L'opéra seria peut poser plusieurs difficultés d'approche, et c'est peut-être ce qui lui crée son caractère assez isolé.
- Le genre opéra est initialement issu du désir, dans la seule civilisation de ma connaissance où il existe un théâtre non chanté, de renouer avec la tragédie antique. La chose a déjà été présentée ici.
- Or, il se trouve que l'opéra est aujourd'hui pleinement rattaché à la branche musicale, alors qu'il n'était qu'un théâtre exalté, sur le mode initialement réservé à la psalmodie religieuse. La Rappresentazione d'Anima e di Corpo d'Emilio de Cavalieri (1600), une sorte de théâtre des concepts, en restitue bien l'esprit statique et avant tout déclamé.
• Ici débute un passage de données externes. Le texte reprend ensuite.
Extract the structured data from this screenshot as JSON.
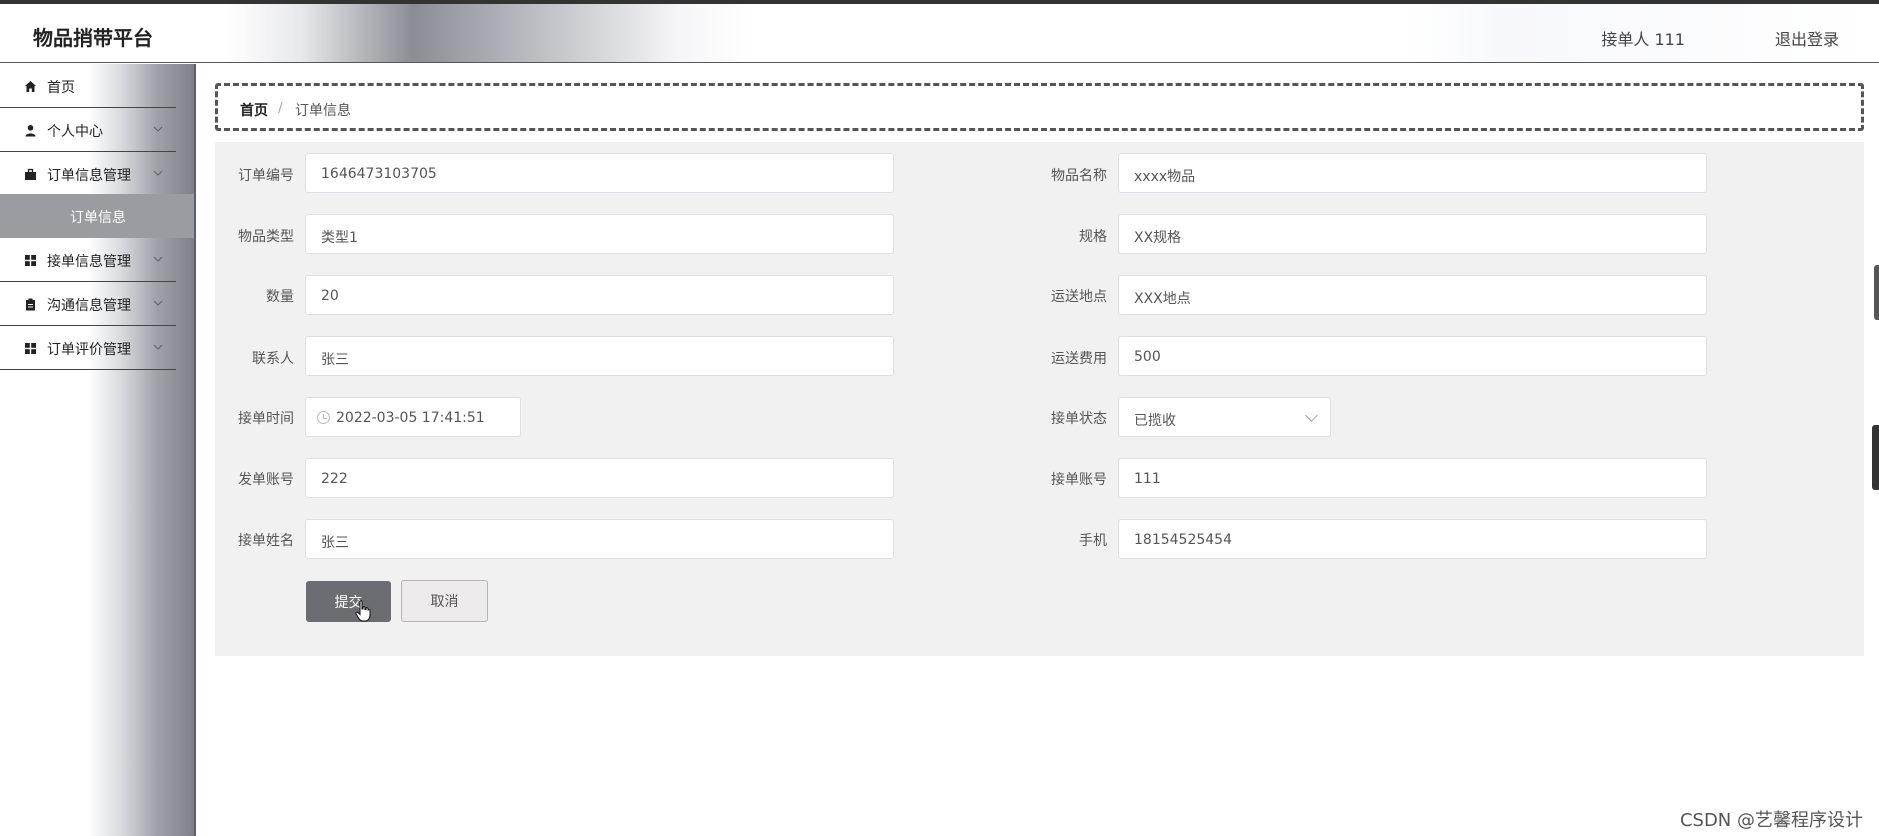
{
  "header": {
    "brand": "物品捎带平台",
    "user_label": "接单人 111",
    "logout_label": "退出登录"
  },
  "sidebar": {
    "items": [
      {
        "label": "首页",
        "icon": "home-icon"
      },
      {
        "label": "个人中心",
        "icon": "user-icon"
      },
      {
        "label": "订单信息管理",
        "icon": "briefcase-icon"
      },
      {
        "label": "接单信息管理",
        "icon": "grid-icon"
      },
      {
        "label": "沟通信息管理",
        "icon": "clipboard-icon"
      },
      {
        "label": "订单评价管理",
        "icon": "grid-icon"
      }
    ],
    "active_sub": "订单信息"
  },
  "breadcrumb": {
    "home": "首页",
    "separator": "/",
    "current": "订单信息"
  },
  "form": {
    "order_no": {
      "label": "订单编号",
      "value": "1646473103705"
    },
    "item_name": {
      "label": "物品名称",
      "value": "xxxx物品"
    },
    "item_type": {
      "label": "物品类型",
      "value": "类型1"
    },
    "spec": {
      "label": "规格",
      "value": "XX规格"
    },
    "quantity": {
      "label": "数量",
      "value": "20"
    },
    "destination": {
      "label": "运送地点",
      "value": "XXX地点"
    },
    "contact": {
      "label": "联系人",
      "value": "张三"
    },
    "fee": {
      "label": "运送费用",
      "value": "500"
    },
    "accept_time": {
      "label": "接单时间",
      "value": "2022-03-05 17:41:51"
    },
    "accept_status": {
      "label": "接单状态",
      "value": "已揽收"
    },
    "sender_account": {
      "label": "发单账号",
      "value": "222"
    },
    "receiver_account": {
      "label": "接单账号",
      "value": "111"
    },
    "receiver_name": {
      "label": "接单姓名",
      "value": "张三"
    },
    "phone": {
      "label": "手机",
      "value": "18154525454"
    },
    "submit_label": "提交",
    "cancel_label": "取消"
  },
  "watermark": "CSDN @艺馨程序设计",
  "colors": {
    "accent_button": "#6b6d72",
    "panel_bg": "#f1f1f1",
    "submenu_bg": "#9a9ca2"
  }
}
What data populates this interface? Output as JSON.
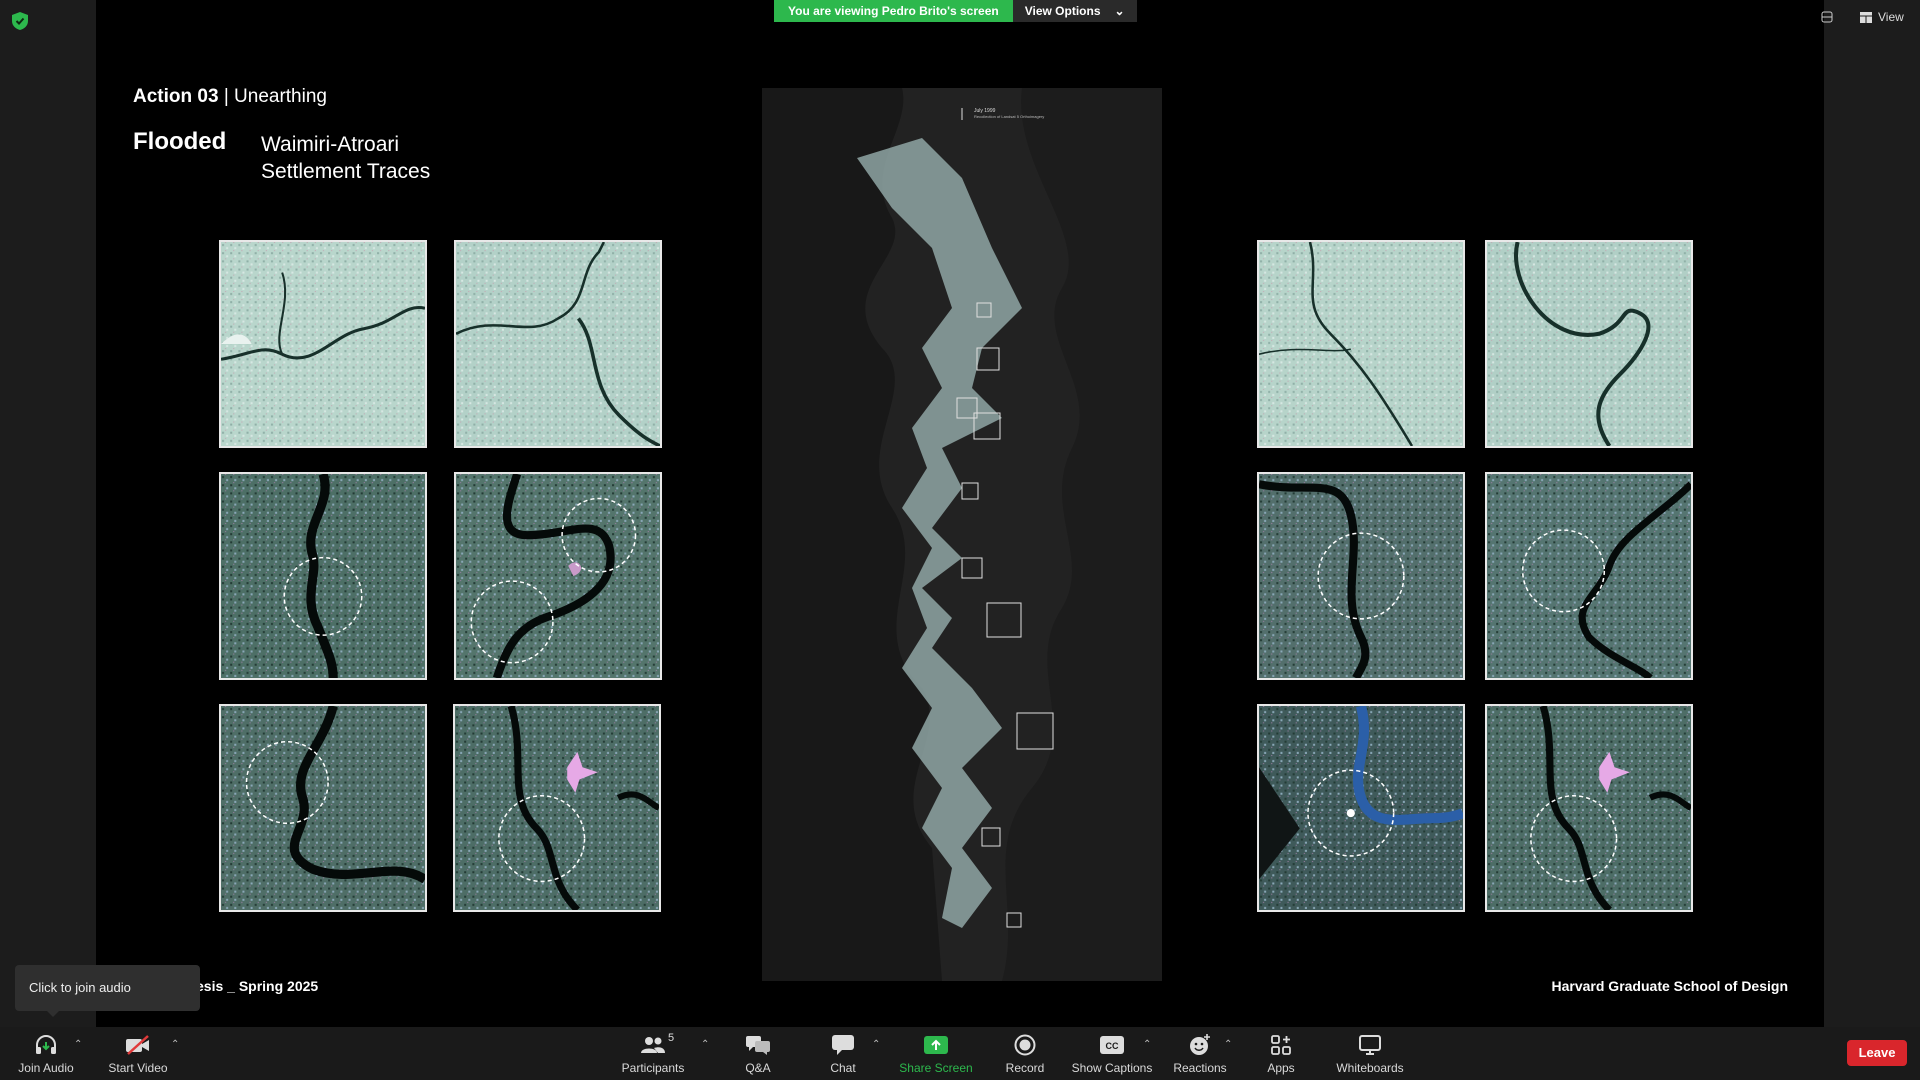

Il en existe un splendide disque de Christina Pluhar avec son ensemble L'Arpeggiata. Initialement, la musique était censée exalter un texte qui constituait l'essentiel, un supplément en quelque sorte. Or, désormais, on peut tout à fait considérer qu'il est légitime d'écouter un opéra sans livret, de couper des dialogues parlés... mais on n'aurait pas idée de conserver tout le texte quitte à supprimer un peu de musique pour gagner du temps : par exemple jouer tous les dialogues de la Flûte Enchantée, mais sans l'Ouverture, la musique des Epreuves...
- Il faut toujours discerner, dans le théâtre de cette époque, théâtre italien et théâtre français. Le théâtre français commence à biaiser le rapport avec la musique en introduisant de longs divertissements qui diluent l'action, mais au moment de prendre la parole, l'intellgibilité du texte, la primauté de la déclamation sont évidents. On reprochait précisément aux acteurs lyriques français de trop crier. [J'aime à imaginer que la voix d'une Guillemette Laurens est un peu comparable à ce que devaient entendre les spectateurs de l'époque : une voix sans rondeur, des sons jamais achevés, et toujours aux confins du cri.] Le théâtre italien, lui, fasciné par la voix et ses possibilités, verse dans le culte vocal avant tout, ce qui le détache du texte et fait triompher la musique - fût-ce par le truchement de l'interprète plus que du compositeur (qui cherche à mettre en valeur les gosiers formidables mis à sa disposition).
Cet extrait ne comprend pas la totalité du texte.